Dans le cadre de cette rubrique,  nous nous sommes plongés dans les  réécoutes successives du premier album des Difficiles de Pétion-Ville, « Ce la vie ». Avouons-le  tout de suite et sans fard : nous y avons pris du plaisir, un plaisir immense. Nous avons eu des réminiscences heureuses. Cependant, au même moment, en écoutant ces plages merveilleuses, en appréciant ces textes empreints de fraicheur et de sincérité, ce lyrisme à fleur de peau, nous avons éprouvé également du dépit, de la lassitude en regardant, en considérant ce qu’est devenue notre musique populaire actuelle, en dehors de quelques rares et heureuses exceptions et en dépit du projet promoteur du mouvement de la nouvelle génération des années 1990.  Ou est passée la tradition des cuivres et des cordes qui avait formé des  instrumentistes virtuoses de la trempe des Henri Célestin, Robert Martino, Dadou Pasquet, Mario Mayala, Ricardo Franck (Ti Plim), de Gérard Daniel, de Georges Loubert Chancy, des frères Déjean (Lyonel, André et Fred), d’Eddy Brisseaux?
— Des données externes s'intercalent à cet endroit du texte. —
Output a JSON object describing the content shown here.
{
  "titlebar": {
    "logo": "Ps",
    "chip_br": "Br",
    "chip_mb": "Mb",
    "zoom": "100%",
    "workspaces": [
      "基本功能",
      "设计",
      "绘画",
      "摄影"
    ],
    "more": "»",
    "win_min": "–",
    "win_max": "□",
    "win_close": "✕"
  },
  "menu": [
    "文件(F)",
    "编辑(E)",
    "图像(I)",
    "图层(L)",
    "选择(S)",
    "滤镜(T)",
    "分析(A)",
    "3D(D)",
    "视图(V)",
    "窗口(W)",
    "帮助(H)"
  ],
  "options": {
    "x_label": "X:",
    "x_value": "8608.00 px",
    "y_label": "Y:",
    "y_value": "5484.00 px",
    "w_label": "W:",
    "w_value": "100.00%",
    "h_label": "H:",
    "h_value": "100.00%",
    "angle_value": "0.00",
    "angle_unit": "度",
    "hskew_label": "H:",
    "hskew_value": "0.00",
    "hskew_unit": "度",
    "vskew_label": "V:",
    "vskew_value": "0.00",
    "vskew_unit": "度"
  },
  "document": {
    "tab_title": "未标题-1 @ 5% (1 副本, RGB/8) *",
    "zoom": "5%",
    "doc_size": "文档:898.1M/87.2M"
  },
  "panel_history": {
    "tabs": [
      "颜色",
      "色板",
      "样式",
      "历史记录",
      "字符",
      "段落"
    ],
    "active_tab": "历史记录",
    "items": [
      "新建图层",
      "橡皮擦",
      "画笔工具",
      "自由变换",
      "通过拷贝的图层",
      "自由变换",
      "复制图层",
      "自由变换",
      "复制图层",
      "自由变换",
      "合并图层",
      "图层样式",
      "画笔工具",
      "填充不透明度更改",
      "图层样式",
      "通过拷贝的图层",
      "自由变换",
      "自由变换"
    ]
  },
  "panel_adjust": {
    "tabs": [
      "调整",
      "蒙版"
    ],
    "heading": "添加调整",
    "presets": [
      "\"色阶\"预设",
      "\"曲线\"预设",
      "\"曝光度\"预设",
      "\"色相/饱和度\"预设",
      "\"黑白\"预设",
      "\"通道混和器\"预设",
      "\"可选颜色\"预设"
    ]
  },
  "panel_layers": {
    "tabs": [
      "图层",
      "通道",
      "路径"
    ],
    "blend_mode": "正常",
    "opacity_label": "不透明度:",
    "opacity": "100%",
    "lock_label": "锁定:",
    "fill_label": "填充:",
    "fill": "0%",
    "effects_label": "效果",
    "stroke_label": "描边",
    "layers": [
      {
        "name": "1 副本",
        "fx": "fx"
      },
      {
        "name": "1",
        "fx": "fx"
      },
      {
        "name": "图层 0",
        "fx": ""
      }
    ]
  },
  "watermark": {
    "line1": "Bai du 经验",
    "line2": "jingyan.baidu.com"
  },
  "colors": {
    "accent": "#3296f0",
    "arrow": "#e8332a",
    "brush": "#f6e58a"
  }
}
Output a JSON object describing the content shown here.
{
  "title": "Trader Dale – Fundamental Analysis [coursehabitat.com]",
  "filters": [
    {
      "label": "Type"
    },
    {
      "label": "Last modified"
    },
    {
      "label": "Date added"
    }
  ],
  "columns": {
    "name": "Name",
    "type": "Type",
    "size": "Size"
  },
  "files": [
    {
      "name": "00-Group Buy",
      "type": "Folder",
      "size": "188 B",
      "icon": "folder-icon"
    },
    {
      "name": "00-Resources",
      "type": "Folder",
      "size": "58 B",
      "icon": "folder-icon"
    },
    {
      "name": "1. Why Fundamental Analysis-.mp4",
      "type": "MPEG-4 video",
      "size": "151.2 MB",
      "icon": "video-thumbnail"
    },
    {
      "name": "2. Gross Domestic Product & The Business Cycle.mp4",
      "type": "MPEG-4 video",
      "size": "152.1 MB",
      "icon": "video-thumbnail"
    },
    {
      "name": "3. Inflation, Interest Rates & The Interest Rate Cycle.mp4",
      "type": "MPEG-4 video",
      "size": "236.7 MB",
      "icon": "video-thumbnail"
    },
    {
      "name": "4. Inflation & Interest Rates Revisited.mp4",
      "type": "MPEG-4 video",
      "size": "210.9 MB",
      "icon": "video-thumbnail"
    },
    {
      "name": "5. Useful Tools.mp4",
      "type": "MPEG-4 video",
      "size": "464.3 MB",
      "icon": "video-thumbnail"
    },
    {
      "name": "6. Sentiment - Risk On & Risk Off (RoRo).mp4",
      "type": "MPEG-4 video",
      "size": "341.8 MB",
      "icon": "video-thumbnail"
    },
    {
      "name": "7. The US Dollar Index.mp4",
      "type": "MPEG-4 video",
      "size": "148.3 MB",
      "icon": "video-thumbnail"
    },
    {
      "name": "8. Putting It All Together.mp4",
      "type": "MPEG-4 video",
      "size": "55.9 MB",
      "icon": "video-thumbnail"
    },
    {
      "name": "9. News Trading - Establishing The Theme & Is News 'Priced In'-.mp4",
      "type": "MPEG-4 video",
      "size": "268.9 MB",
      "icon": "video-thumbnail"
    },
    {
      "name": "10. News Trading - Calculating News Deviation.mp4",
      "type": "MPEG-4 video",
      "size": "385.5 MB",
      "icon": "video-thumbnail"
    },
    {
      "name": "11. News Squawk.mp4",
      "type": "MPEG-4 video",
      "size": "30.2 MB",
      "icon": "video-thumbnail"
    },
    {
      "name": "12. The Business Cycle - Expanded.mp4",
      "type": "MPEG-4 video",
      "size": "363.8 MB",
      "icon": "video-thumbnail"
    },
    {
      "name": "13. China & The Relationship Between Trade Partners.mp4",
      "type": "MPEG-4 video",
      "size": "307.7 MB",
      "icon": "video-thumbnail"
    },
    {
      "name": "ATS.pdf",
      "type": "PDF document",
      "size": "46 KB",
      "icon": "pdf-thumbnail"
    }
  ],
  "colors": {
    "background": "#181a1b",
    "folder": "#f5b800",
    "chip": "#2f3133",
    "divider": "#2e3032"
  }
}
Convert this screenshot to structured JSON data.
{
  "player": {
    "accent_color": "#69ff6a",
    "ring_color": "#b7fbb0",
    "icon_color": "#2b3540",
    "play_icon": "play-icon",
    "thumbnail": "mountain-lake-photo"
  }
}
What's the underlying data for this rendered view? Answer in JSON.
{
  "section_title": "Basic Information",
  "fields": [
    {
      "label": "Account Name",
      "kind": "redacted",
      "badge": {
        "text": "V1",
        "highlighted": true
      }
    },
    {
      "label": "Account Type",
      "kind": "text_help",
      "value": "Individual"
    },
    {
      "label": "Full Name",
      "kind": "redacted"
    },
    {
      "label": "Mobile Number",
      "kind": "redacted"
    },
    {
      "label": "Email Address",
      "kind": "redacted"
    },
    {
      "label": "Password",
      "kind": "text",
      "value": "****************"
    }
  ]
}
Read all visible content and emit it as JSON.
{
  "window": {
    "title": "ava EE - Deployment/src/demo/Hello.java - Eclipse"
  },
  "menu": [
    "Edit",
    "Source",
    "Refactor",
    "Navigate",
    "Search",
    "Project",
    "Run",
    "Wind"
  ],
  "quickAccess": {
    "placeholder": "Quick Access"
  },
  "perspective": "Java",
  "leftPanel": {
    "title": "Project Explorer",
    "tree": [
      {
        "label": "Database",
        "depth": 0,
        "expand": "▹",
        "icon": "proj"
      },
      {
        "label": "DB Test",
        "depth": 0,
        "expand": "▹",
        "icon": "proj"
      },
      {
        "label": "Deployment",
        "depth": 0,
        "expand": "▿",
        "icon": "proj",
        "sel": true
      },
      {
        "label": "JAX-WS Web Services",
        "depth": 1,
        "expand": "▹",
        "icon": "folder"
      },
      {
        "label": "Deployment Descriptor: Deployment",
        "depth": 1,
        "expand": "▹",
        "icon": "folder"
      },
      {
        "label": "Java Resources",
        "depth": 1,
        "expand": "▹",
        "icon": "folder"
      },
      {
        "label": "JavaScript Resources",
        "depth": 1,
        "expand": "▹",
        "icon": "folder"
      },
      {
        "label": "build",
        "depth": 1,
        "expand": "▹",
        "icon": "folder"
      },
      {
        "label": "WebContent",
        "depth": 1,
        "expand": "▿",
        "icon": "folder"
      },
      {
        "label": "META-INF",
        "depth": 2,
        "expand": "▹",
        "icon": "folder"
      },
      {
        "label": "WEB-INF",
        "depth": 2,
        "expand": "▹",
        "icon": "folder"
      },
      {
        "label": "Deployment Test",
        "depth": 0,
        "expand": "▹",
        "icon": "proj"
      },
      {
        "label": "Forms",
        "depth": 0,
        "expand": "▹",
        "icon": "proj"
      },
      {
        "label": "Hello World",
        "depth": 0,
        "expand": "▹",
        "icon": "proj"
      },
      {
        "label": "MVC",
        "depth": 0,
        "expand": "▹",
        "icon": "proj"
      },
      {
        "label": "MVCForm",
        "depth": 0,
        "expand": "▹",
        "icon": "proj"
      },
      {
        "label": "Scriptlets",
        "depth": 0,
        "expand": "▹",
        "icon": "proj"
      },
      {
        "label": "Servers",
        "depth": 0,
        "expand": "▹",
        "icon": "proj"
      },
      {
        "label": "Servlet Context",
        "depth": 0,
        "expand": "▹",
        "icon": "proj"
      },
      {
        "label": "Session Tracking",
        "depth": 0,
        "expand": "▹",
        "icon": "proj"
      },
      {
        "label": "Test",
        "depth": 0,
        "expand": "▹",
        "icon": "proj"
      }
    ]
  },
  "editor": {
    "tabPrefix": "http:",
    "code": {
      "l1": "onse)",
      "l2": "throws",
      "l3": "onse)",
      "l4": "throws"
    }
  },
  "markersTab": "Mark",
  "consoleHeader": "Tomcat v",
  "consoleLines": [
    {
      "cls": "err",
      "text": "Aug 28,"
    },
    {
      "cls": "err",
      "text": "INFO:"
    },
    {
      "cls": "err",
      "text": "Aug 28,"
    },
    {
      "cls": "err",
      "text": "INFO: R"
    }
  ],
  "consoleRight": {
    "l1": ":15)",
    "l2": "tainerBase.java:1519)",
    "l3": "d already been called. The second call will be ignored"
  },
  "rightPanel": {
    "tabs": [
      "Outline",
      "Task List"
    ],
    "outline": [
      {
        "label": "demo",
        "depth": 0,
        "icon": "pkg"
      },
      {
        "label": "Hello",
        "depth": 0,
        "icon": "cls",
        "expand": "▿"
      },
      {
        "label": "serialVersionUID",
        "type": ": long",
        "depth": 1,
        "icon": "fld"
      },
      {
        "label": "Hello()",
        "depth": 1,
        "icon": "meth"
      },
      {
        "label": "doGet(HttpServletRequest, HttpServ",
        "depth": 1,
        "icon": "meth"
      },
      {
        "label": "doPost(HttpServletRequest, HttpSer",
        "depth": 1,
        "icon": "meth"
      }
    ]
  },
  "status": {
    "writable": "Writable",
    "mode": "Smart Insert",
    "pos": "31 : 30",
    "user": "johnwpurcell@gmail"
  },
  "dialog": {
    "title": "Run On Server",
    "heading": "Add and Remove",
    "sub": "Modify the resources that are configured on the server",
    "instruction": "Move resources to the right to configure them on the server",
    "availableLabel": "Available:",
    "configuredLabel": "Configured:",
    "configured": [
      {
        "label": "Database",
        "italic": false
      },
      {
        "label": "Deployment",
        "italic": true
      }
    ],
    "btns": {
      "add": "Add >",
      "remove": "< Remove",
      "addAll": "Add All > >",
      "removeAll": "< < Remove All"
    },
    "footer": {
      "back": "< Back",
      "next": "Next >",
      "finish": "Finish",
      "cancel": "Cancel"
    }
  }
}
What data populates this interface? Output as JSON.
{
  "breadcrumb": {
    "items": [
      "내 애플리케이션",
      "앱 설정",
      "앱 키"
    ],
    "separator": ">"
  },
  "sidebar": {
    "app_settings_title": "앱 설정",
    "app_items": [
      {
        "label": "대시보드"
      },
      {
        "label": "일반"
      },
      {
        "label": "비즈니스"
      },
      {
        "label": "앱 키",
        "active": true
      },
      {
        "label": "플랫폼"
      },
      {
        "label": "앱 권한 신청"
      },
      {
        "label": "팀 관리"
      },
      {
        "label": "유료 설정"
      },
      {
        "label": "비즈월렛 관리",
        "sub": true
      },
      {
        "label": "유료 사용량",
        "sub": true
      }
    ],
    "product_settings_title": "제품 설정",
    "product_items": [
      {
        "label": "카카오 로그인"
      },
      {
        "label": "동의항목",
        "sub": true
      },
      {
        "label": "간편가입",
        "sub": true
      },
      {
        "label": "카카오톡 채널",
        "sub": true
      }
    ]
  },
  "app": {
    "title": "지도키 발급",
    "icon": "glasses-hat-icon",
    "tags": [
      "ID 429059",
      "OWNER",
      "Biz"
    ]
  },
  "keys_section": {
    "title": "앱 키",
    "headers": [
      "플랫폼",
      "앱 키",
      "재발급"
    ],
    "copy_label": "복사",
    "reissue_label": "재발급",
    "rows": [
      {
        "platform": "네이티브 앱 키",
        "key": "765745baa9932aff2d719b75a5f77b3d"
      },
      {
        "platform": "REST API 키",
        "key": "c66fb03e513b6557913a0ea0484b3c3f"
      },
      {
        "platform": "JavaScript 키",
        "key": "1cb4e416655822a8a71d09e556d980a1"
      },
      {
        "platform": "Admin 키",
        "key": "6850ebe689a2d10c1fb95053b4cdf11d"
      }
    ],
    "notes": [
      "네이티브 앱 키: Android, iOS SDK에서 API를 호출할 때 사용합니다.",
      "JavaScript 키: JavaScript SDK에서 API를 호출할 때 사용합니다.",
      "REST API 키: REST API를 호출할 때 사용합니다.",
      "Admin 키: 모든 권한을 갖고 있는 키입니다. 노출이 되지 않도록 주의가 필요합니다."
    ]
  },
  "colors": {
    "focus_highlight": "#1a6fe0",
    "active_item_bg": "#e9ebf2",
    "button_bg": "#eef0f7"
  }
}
Où sont passées les fanfares de nos lycées et collèges qui étaient de véritables pépinières pour la formation classique de base en solfège et en harmonisation de nos futurs musiciens ?  Où est passé  l’environnement, la nature qui chante, le cadre idyllique que décrit Henri Célestin dans la chanson Kenscoff avec en support le cri des oiseaux ? Où  est passée cette joie de vivre  enfantine qui nous faisait rêver encore en écoutant cet album ? Dans notre chère Haïti actuelle, les choses ont bien évolué depuis longtemps. L’environnement s’est complètement dégradé, les villes éventrées, surpeuplées et méconnaissables avec des tas d’immondice au coin des rues. Le séisme du 12 janvier 2010 a fortement terrassé Port-au-Prince qui ne peut encore s’en relever. Même les gens ne sont  plus les mêmes. Le poète Syto Cavé le disait clairement dans la nouvelle version de la chanson « la pèsonn » interprétée par le groupe Malavoi  et chantée par Alan Cavé : « Moun yo pa menm, tan a chanje ». Pour sa part, le chanteur Beethovas Obas a été plus loin : Nou pa moun, Nou pa moun, chantait l’artiste  sur son premier album. Tempus  edax rerum (le temps  détruit toute chose) nous  disait  un autre poète, Ovide, dans ses Métamorphoses…

En dépit de toutes les vicissitudes, la musique des Difficiles de Pétion-Ville demeure et accompagne toujours  une bonne partie de la population. Elle est actuellement disponible sur Internet et sur You Tube. C’est une pause réconfortante à l’ombre d’une oasis dans un désert. Nous venons d’écouter l’album Ce la vie dans le cadre de cette rubrique. Nous vous disons seulement : bonne écoute.